Abstract

Conflicting data exist regarding the impact of ascending aorta size on outcomes after the Norwood procedure. Results from multi-institutional studies have largely relied on heterogeneous populations undergoing this surgery for different anatomic defects. Using data from the Single Ventricle Reconstruction Trial, we analyzed the impact of preoperative ascending aortic diameter on Norwood outcomes for patients withaortic atresia variants of hypoplastic left heart syndrome. Neonates with aortic atresia and no ventricular septal defect were included and classified into four groups, based on their baseline ascending aorta echocardiographic measurements: less than or equal to 1.5 mm, 1.6 to 1.9 mm, 2.0 to 3.9 mm, and greater than or equal to 4.0 mm.

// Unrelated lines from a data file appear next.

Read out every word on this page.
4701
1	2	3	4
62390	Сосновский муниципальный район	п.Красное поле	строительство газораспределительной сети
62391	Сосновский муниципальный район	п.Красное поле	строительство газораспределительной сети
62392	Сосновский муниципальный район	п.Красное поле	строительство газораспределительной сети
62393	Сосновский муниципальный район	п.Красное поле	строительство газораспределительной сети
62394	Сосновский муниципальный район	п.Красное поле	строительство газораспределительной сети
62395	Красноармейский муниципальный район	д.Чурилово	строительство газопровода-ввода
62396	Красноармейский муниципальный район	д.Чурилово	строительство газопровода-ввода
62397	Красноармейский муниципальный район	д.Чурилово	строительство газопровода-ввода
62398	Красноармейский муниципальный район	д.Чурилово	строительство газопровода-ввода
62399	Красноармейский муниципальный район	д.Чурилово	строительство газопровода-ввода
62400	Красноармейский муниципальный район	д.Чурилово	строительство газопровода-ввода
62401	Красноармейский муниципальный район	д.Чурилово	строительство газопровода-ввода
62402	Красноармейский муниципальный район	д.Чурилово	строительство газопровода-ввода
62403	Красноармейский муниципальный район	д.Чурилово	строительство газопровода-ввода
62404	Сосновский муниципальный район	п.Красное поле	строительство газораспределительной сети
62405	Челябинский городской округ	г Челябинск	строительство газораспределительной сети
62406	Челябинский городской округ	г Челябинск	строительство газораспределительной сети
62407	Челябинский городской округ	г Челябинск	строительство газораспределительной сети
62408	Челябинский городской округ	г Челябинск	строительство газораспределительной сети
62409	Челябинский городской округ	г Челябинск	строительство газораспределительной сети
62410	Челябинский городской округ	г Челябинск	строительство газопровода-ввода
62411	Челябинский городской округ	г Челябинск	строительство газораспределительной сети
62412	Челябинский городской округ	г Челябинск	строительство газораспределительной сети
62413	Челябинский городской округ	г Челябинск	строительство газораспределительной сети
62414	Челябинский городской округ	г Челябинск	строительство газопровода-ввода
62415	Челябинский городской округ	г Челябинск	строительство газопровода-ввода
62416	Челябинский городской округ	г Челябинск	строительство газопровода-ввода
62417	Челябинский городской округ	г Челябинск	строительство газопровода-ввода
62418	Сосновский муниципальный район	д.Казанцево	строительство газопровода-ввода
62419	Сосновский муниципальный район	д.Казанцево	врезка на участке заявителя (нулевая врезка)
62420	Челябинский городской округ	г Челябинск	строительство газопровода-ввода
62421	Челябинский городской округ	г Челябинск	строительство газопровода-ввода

Outcomes included 14-day mortality, transplant-free survival at 1 and 14 months, need for extracorporeal membrane oxygenation, length of ventilation, intensive care, and hospital stay, intensive care unit (ICU)-free days, right ventricular function, and incidence of recoarctation by 14 months. Overall, 292 patients were analyzed. Median length of ICU stay was significantly longer for infants with small aortas, and ICU-free days were significantly lower. There was no difference in length of mechanical ventilation or hospitalization between groups. Long-term right ventricular function and tricuspid regurgitation did not differ. Aortic arch recoarctation incidence was higher in patients with small aortic diameters. Patients with aortas less than or equal to 1.5 mm had decreased 30-day transplant-free survival. Infants with aortic atresia variants of hypoplastic left heart syndrome and baseline ascending aortic diameter less than or equal to 1.5 mm appear to suffer the greatest morbidity and mortality early after Norwood procedure. These infants also experienced longer stays in the ICU and higher rates of recoarctation. Ascending aortic diameter does not appear to affect long-term ventricular function.